CB: In of all your films you find a way to, even in the most epic action sequences, find that emotional core that really gets you invested. It could be a car driving on a racetrack.

JM: The key I think, if you don’t find the thematic relevance of the action, it’s just money. You might as well just take thousand dollar bills and throw them out a window and shoot it, because it’s just the expenditure of dough. If there isn’t something that makes the action meaningful on an emotional level to the audience, then you’re also on a never ending arms race where you have to keep upping the level. The sound level and the spectacle level to hold the audience, because they’re not being held by their feelings.

The Quarantine Watch Party

CB: I’m super excited to have you join the Quarantine Watch Party. What are you most excited about in rewatching or sharing with people? What are you most excited about in sharing this experience with people online?

JM: Well, the thing that when I see the movie again, or catch it flipping over the dial watching television, the thing that I’m always struck by is the caliber of the performances. And the thing I have the most pride in is that the actors are doing such sterling work. I think that’s partly why, and such brave work, meaning that each case there’s a lack of vanity. Whether it’s Patrick Stewart playing a decaying, degrading Charles Xavier, or it’s Hugh playing a Logan who’s lost his moral compass and his even desire to live. To me, the idea was to take these characters to some place profound in their lives. A turning point in their lives where all they had done and all they had been might have seemed pointless, and all that mattered was what they were going to do now. That all that had come before was history, but it was distant history and that their present was what was going to be everything for them.

The Indiana Jones Movie

CB: Before I let you go, the word came that you’re taking over the new Indiana Jones movie. We’ve seen your filmmaking style. You’ve talked a lot about it today. With Indiana Jones 5, what can we expect from you?

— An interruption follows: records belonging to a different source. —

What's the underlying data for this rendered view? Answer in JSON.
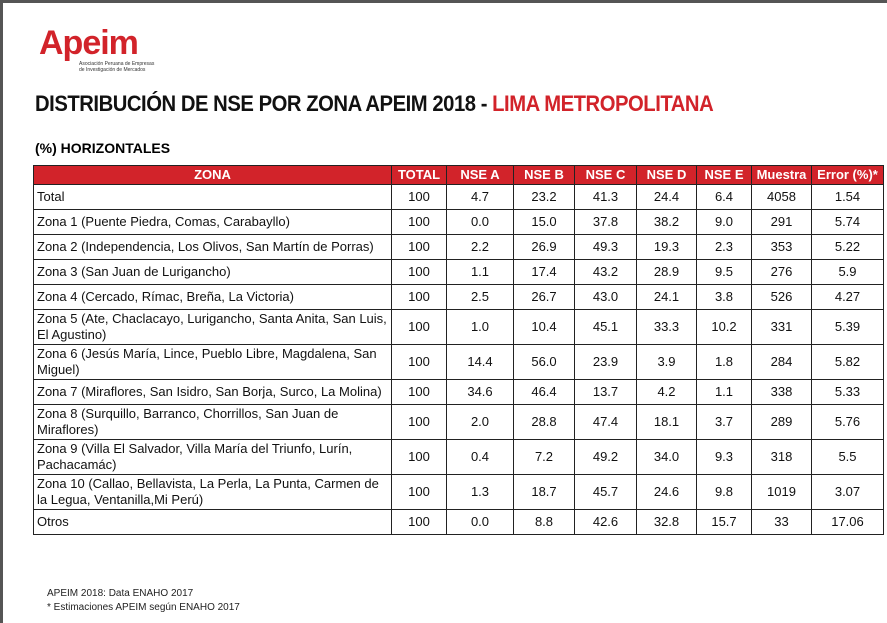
{
  "logo": {
    "name": "Apeim",
    "subtitle": [
      "Asociación Peruana de Empresas",
      "de Investigación de Mercados"
    ]
  },
  "header": {
    "title": "DISTRIBUCIÓN DE NSE POR ZONA APEIM 2018 - ",
    "title_highlight": "LIMA METROPOLITANA",
    "subtitle": "(%) HORIZONTALES"
  },
  "table": {
    "columns": [
      "ZONA",
      "TOTAL",
      "NSE A",
      "NSE B",
      "NSE C",
      "NSE D",
      "NSE E",
      "Muestra",
      "Error (%)*"
    ],
    "rows": [
      [
        "Total",
        "100",
        "4.7",
        "23.2",
        "41.3",
        "24.4",
        "6.4",
        "4058",
        "1.54"
      ],
      [
        "Zona 1 (Puente Piedra, Comas, Carabayllo)",
        "100",
        "0.0",
        "15.0",
        "37.8",
        "38.2",
        "9.0",
        "291",
        "5.74"
      ],
      [
        "Zona 2 (Independencia, Los Olivos, San Martín de Porras)",
        "100",
        "2.2",
        "26.9",
        "49.3",
        "19.3",
        "2.3",
        "353",
        "5.22"
      ],
      [
        "Zona 3 (San Juan de Lurigancho)",
        "100",
        "1.1",
        "17.4",
        "43.2",
        "28.9",
        "9.5",
        "276",
        "5.9"
      ],
      [
        "Zona 4 (Cercado, Rímac, Breña, La Victoria)",
        "100",
        "2.5",
        "26.7",
        "43.0",
        "24.1",
        "3.8",
        "526",
        "4.27"
      ],
      [
        "Zona 5 (Ate, Chaclacayo, Lurigancho, Santa Anita, San Luis, El Agustino)",
        "100",
        "1.0",
        "10.4",
        "45.1",
        "33.3",
        "10.2",
        "331",
        "5.39"
      ],
      [
        "Zona 6 (Jesús María, Lince, Pueblo Libre, Magdalena, San Miguel)",
        "100",
        "14.4",
        "56.0",
        "23.9",
        "3.9",
        "1.8",
        "284",
        "5.82"
      ],
      [
        "Zona 7 (Miraflores, San Isidro, San Borja, Surco, La Molina)",
        "100",
        "34.6",
        "46.4",
        "13.7",
        "4.2",
        "1.1",
        "338",
        "5.33"
      ],
      [
        "Zona 8 (Surquillo, Barranco, Chorrillos, San Juan de Miraflores)",
        "100",
        "2.0",
        "28.8",
        "47.4",
        "18.1",
        "3.7",
        "289",
        "5.76"
      ],
      [
        "Zona 9 (Villa El Salvador, Villa María del Triunfo, Lurín, Pachacamác)",
        "100",
        "0.4",
        "7.2",
        "49.2",
        "34.0",
        "9.3",
        "318",
        "5.5"
      ],
      [
        "Zona 10 (Callao, Bellavista, La Perla, La Punta, Carmen de la Legua, Ventanilla,Mi Perú)",
        "100",
        "1.3",
        "18.7",
        "45.7",
        "24.6",
        "9.8",
        "1019",
        "3.07"
      ],
      [
        "Otros",
        "100",
        "0.0",
        "8.8",
        "42.6",
        "32.8",
        "15.7",
        "33",
        "17.06"
      ]
    ]
  },
  "footer": [
    "APEIM 2018: Data ENAHO 2017",
    "* Estimaciones APEIM según ENAHO 2017"
  ]
}
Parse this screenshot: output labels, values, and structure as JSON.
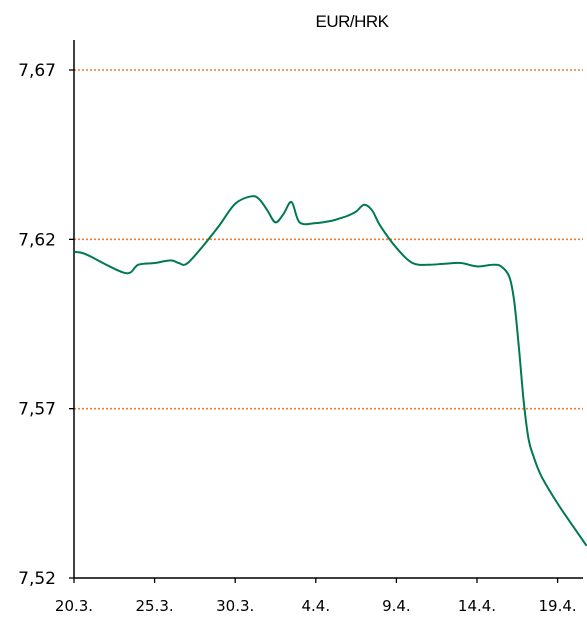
{
  "chart_data": {
    "type": "line",
    "title": "EUR/HRK",
    "xlabel": "",
    "ylabel": "",
    "ylim": [
      7.52,
      7.67
    ],
    "y_ticks": [
      "7,52",
      "7,57",
      "7,62",
      "7,67"
    ],
    "y_tick_values": [
      7.52,
      7.57,
      7.62,
      7.67
    ],
    "x_tick_labels": [
      "20.3.",
      "25.3.",
      "30.3.",
      "4.4.",
      "9.4.",
      "14.4.",
      "19.4."
    ],
    "grid": true,
    "grid_color": "#ED7D31",
    "line_color": "#007A4D",
    "legend": "none",
    "series": [
      {
        "x": [
          0,
          0.5,
          1,
          2,
          3,
          3.5,
          4,
          5,
          6,
          6.5,
          7,
          8,
          9,
          10,
          11,
          11.5,
          12,
          12.5,
          13,
          13.5,
          14,
          15,
          16,
          16.5,
          17,
          17.5,
          18,
          18.5,
          19,
          20,
          21,
          22,
          23,
          24,
          25,
          26,
          26.5,
          27,
          27.3,
          27.6,
          27.9,
          28.2,
          28.5,
          29,
          30,
          31,
          31.8
        ],
        "values": [
          7.6163,
          7.616,
          7.615,
          7.6125,
          7.6103,
          7.6102,
          7.6125,
          7.613,
          7.6138,
          7.613,
          7.6128,
          7.618,
          7.624,
          7.6305,
          7.6327,
          7.6318,
          7.6285,
          7.625,
          7.6275,
          7.631,
          7.625,
          7.6248,
          7.6255,
          7.6262,
          7.627,
          7.6282,
          7.6302,
          7.6285,
          7.624,
          7.6175,
          7.613,
          7.6125,
          7.6128,
          7.613,
          7.612,
          7.6125,
          7.612,
          7.609,
          7.602,
          7.588,
          7.572,
          7.561,
          7.556,
          7.55,
          7.542,
          7.535,
          7.5295
        ]
      }
    ]
  }
}
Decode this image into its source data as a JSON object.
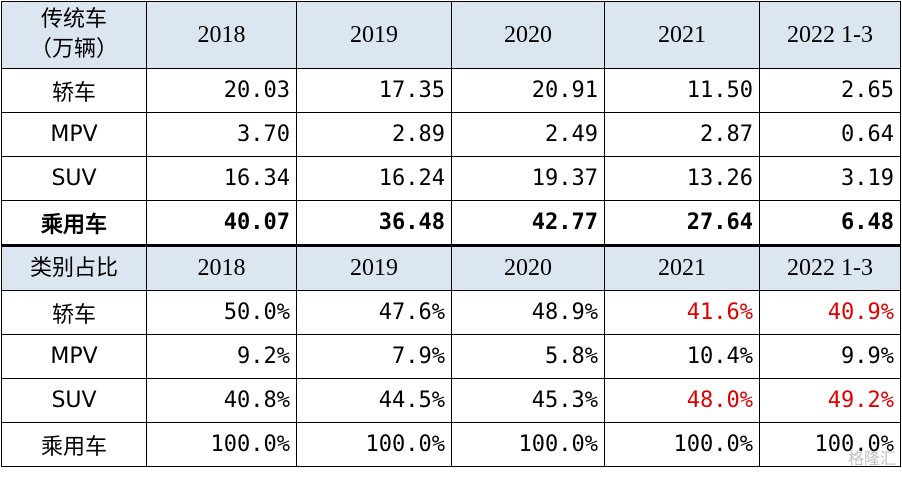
{
  "section1": {
    "header": {
      "label_line1": "传统车",
      "label_line2": "（万辆）",
      "years": [
        "2018",
        "2019",
        "2020",
        "2021",
        "2022 1-3"
      ]
    },
    "rows": [
      {
        "label": "轿车",
        "values": [
          "20.03",
          "17.35",
          "20.91",
          "11.50",
          "2.65"
        ]
      },
      {
        "label": "MPV",
        "values": [
          "3.70",
          "2.89",
          "2.49",
          "2.87",
          "0.64"
        ]
      },
      {
        "label": "SUV",
        "values": [
          "16.34",
          "16.24",
          "19.37",
          "13.26",
          "3.19"
        ]
      },
      {
        "label": "乘用车",
        "values": [
          "40.07",
          "36.48",
          "42.77",
          "27.64",
          "6.48"
        ]
      }
    ]
  },
  "section2": {
    "header": {
      "label": "类别占比",
      "years": [
        "2018",
        "2019",
        "2020",
        "2021",
        "2022 1-3"
      ]
    },
    "rows": [
      {
        "label": "轿车",
        "values": [
          "50.0%",
          "47.6%",
          "48.9%",
          "41.6%",
          "40.9%"
        ]
      },
      {
        "label": "MPV",
        "values": [
          "9.2%",
          "7.9%",
          "5.8%",
          "10.4%",
          "9.9%"
        ]
      },
      {
        "label": "SUV",
        "values": [
          "40.8%",
          "44.5%",
          "45.3%",
          "48.0%",
          "49.2%"
        ]
      },
      {
        "label": "乘用车",
        "values": [
          "100.0%",
          "100.0%",
          "100.0%",
          "100.0%",
          "100.0%"
        ]
      }
    ]
  },
  "highlight_color": "#e00000",
  "header_bg": "#dce6f1",
  "watermark": "格隆汇"
}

JM: I can’t comment on anything like that.

But like in all my work, I’m always trying to find an emotional center to operate from. I think the most important thing is, in an age when franchises have become a commodity, that serving the same thing again. At least for me, in the dances I’ve had with any franchises, serving the same thing again, the same way, usually just produces a longing for the first time you ate it. Meaning, it makes an audience wish that they just had the first one over again. So you have to push something to someplace new, while also remembering the core reasons why everyone was gathered. And to use Logan as an example of that, when you’re dealing in a world of a very pressured franchise.

For all of the things, and there were many that I freed myself from in the canon, in the baggage, to try and make the best story. The core values of Logan, of Wolverine, and Charles Xavier and the X-Men, were something that I felt we never abandoned. The core ideas of their honor, their sense of duty, and the uniqueness of this particular set of characters that they were outcasts, oddities. Beings that had no home in this world, and yet we’re trying to do good. Were trying to do something right and find their way. Those core issues were at the heart of the movie. And in any franchise I take in, I’d always be trying to capture and make sure that we preserve those core ideas that are at the center, because that’s why these stories are more than franchises. They’re the fairy tales of our contemporary culture.